Leonardo Cabral em 16 de Março de 2026
Militares do 3º Grupamento de Bombeiros Militar realizaram mais um resgate terrestre no Pantanal, desta vez na área do Porto da Manga, a cerca de 70 quilômetros de Corumbá.
A guarnição da viatura de salvamento AS-130 deslocou-se até o local para aguardar a chegada de um homem que estava sendo transportado por populares. O atendimento ocorreu por volta das 21 horas de domingo (15). O paciente, de 30 anos, morador de uma fazenda, na região da Nhecolândia, estava consciente, orientado e caminhando, mas relatava fortes dores abdominais e dificuldade para urinar, informando ainda que não urinava havia cerca de três dias.

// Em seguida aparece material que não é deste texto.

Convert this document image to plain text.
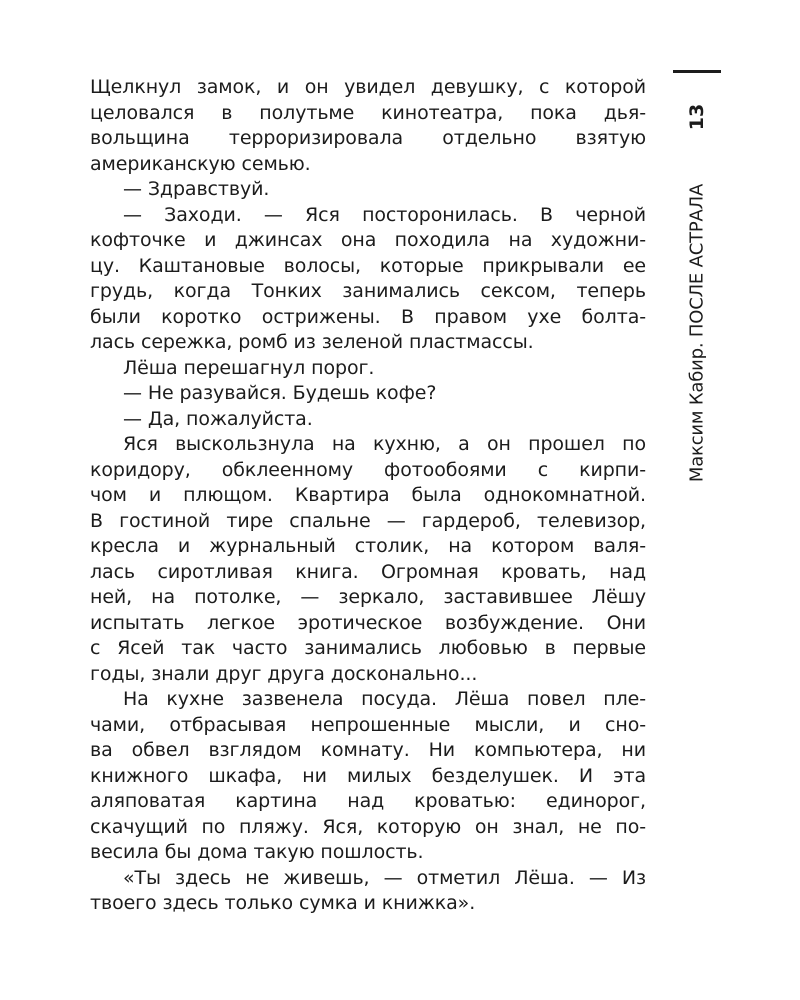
Щелкнул замок, и он увидел девушку, с которой
целовался в полутьме кинотеатра, пока дья-
вольщина терроризировала отдельно взятую
американскую семью.
— Здравствуй.
— Заходи. — Яся посторонилась. В черной
кофточке и джинсах она походила на художни-
цу. Каштановые волосы, которые прикрывали ее
грудь, когда Тонких занимались сексом, теперь
были коротко острижены. В правом ухе болта-
лась сережка, ромб из зеленой пластмассы.
Лёша перешагнул порог.
— Не разувайся. Будешь кофе?
— Да, пожалуйста.
Яся выскользнула на кухню, а он прошел по
коридору, обклеенному фотообоями с кирпи-
чом и плющом. Квартира была однокомнатной.
В гостиной тире спальне — гардероб, телевизор,
кресла и журнальный столик, на котором валя-
лась сиротливая книга. Огромная кровать, над
ней, на потолке, — зеркало, заставившее Лёшу
испытать легкое эротическое возбуждение. Они
с Ясей так часто занимались любовью в первые
годы, знали друг друга досконально...
На кухне зазвенела посуда. Лёша повел пле-
чами, отбрасывая непрошенные мысли, и сно-
ва обвел взглядом комнату. Ни компьютера, ни
книжного шкафа, ни милых безделушек. И эта
аляповатая картина над кроватью: единорог,
скачущий по пляжу. Яся, которую он знал, не по-
весила бы дома такую пошлость.
«Ты здесь не живешь, — отметил Лёша. — Из
твоего здесь только сумка и книжка».
13
Максим Кабир. ПОСЛЕ АСТРАЛА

Após avaliação e procedimentos iniciais de Atendimento Pré-Hospitalar (APH), o paciente foi encaminhado pela equipe até o Pronto Socorro de Corumbá para atendimento médico.
Violência doméstica
Durante o atendimento no Porto da Manga, os bombeiros foram procurados por moradores que relataram que uma mulher havia sido agredida pelo ex-companheiro e precisava de socorro.

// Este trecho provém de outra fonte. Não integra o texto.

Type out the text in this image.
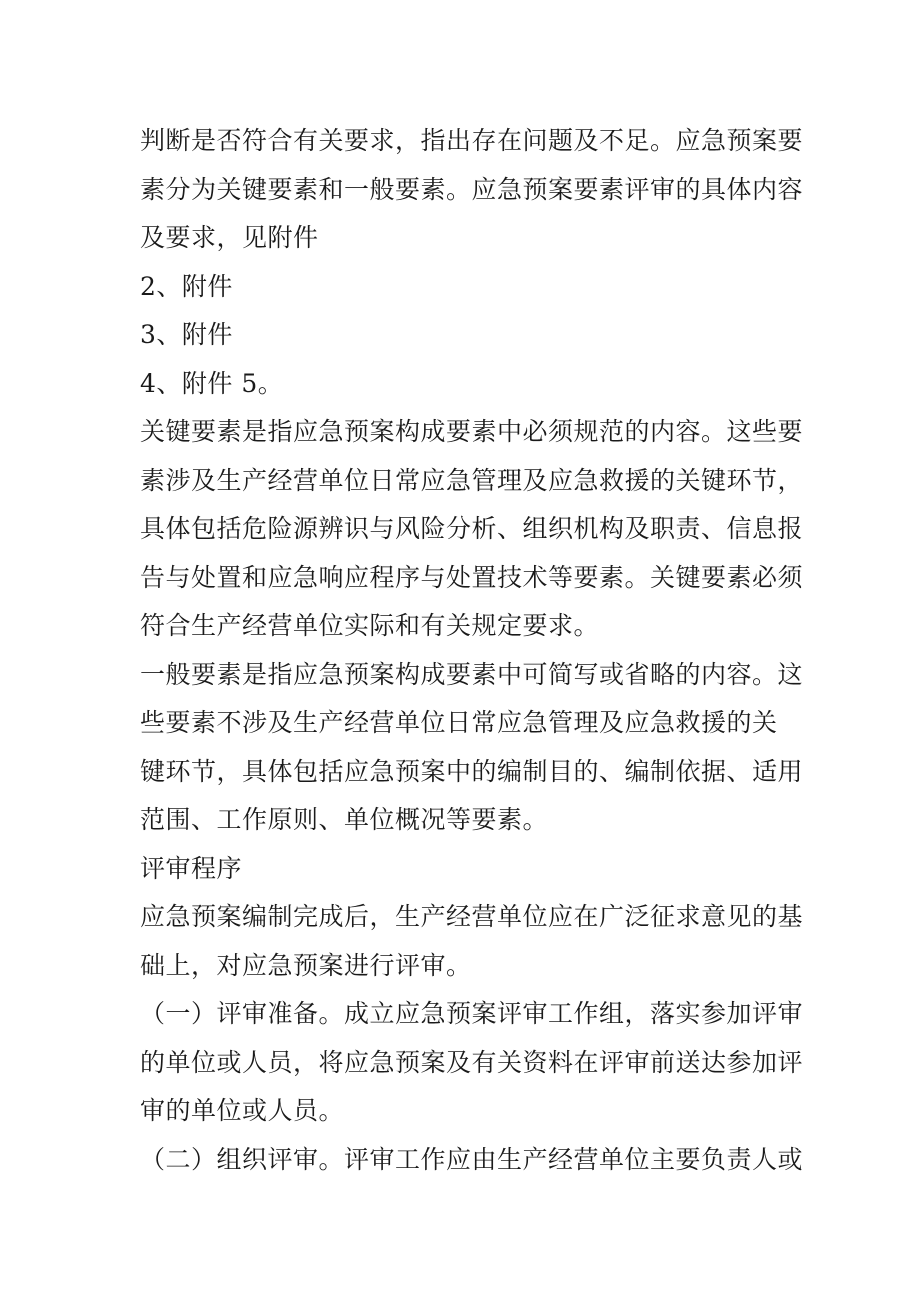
判断是否符合有关要求，指出存在问题及不足。应急预案要
素分为关键要素和一般要素。应急预案要素评审的具体内容
及要求，见附件
2、附件
3、附件
4、附件 5。
关键要素是指应急预案构成要素中必须规范的内容。这些要
素涉及生产经营单位日常应急管理及应急救援的关键环节，
具体包括危险源辨识与风险分析、组织机构及职责、信息报
告与处置和应急响应程序与处置技术等要素。关键要素必须
符合生产经营单位实际和有关规定要求。
一般要素是指应急预案构成要素中可简写或省略的内容。这
些要素不涉及生产经营单位日常应急管理及应急救援的关
键环节，具体包括应急预案中的编制目的、编制依据、适用
范围、工作原则、单位概况等要素。
评审程序
应急预案编制完成后，生产经营单位应在广泛征求意见的基
础上，对应急预案进行评审。
（一）评审准备。成立应急预案评审工作组，落实参加评审
的单位或人员，将应急预案及有关资料在评审前送达参加评
审的单位或人员。
（二）组织评审。评审工作应由生产经营单位主要负责人或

A equipe então prestou atendimento à vítima, de 38 anos. Ela estava consciente e orientada, apresentando lesão na face esquerda, com edema e equimose na região periorbital, provocados por agressões físicas, incluindo socos e chutes, ocorridas no mesmo dia. Conforme relato da mulher, o agressor foi seu ex-companheiro, contra quem já existe medida protetiva. Ele não estava mais no local no momento do atendimento.

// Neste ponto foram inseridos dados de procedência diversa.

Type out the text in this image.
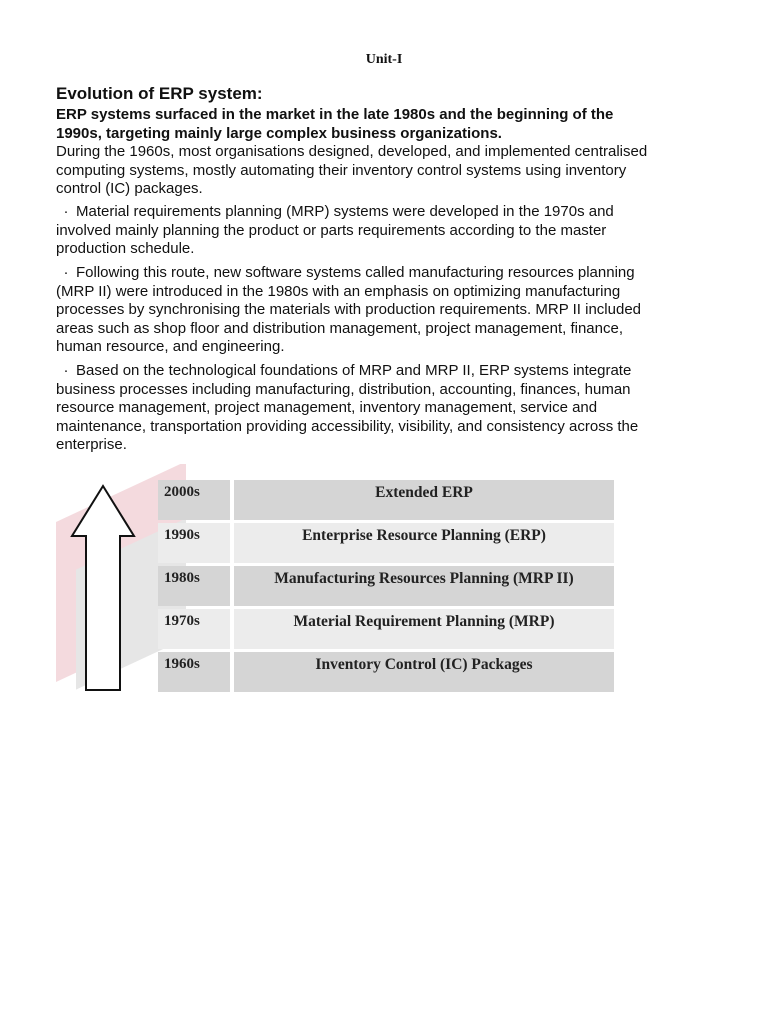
Unit-I
Evolution of ERP system:
ERP systems surfaced in the market in the late 1980s and the beginning of the 1990s, targeting mainly large complex business organizations.
During the 1960s, most organisations designed, developed, and implemented centralised computing systems, mostly automating their inventory control systems using inventory control (IC) packages.
· Material requirements planning (MRP) systems were developed in the 1970s and involved mainly planning the product or parts requirements according to the master production schedule.
· Following this route, new software systems called manufacturing resources planning (MRP II) were introduced in the 1980s with an emphasis on optimizing manufacturing processes by synchronising the materials with production requirements. MRP II included areas such as shop floor and distribution management, project management, finance, human resource, and engineering.
· Based on the technological foundations of MRP and MRP II, ERP systems integrate business processes including manufacturing, distribution, accounting, finances, human resource management, project management, inventory management, service and maintenance, transportation providing accessibility, visibility, and consistency across the enterprise.
2000s	Extended ERP
1990s	Enterprise Resource Planning (ERP)
1980s	Manufacturing Resources Planning (MRP II)
1970s	Material Requirement Planning (MRP)
1960s	Inventory Control (IC) Packages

A mulher foi encaminhada ao Pronto-Socorro Municipal juntamente com seu filho de dois anos. Ambos ficaram sob os cuidados do médico plantonista.
O caso de agressão foi comunicado à Patrulha Maria da Penha da Guarda Civil Municipal. A agente de plantão no pronto-socorro informou que uma equipe seria encaminhada à unidade para acompanhar a ocorrência.
O Corpo de Bombeiros Militar reforçou, em nota, seu compromisso no enfrentamento à violência doméstica, atuando no socorro às vítimas e colaborando com os órgãos de segurança e proteção para o encaminhamento adequado dessas ocorrências. Situações de agressão contra mulheres devem ser denunciadas para garantir apoio e proteção às vítimas.
Violência contra mulheres, crianças, idosos ou qualquer pessoa não pode ser silenciada. A Central 180 funciona 24 horas, de graça, e a ligação pode ser anônima. Em caso de emergência, procure a Polícia Militar pelo 190.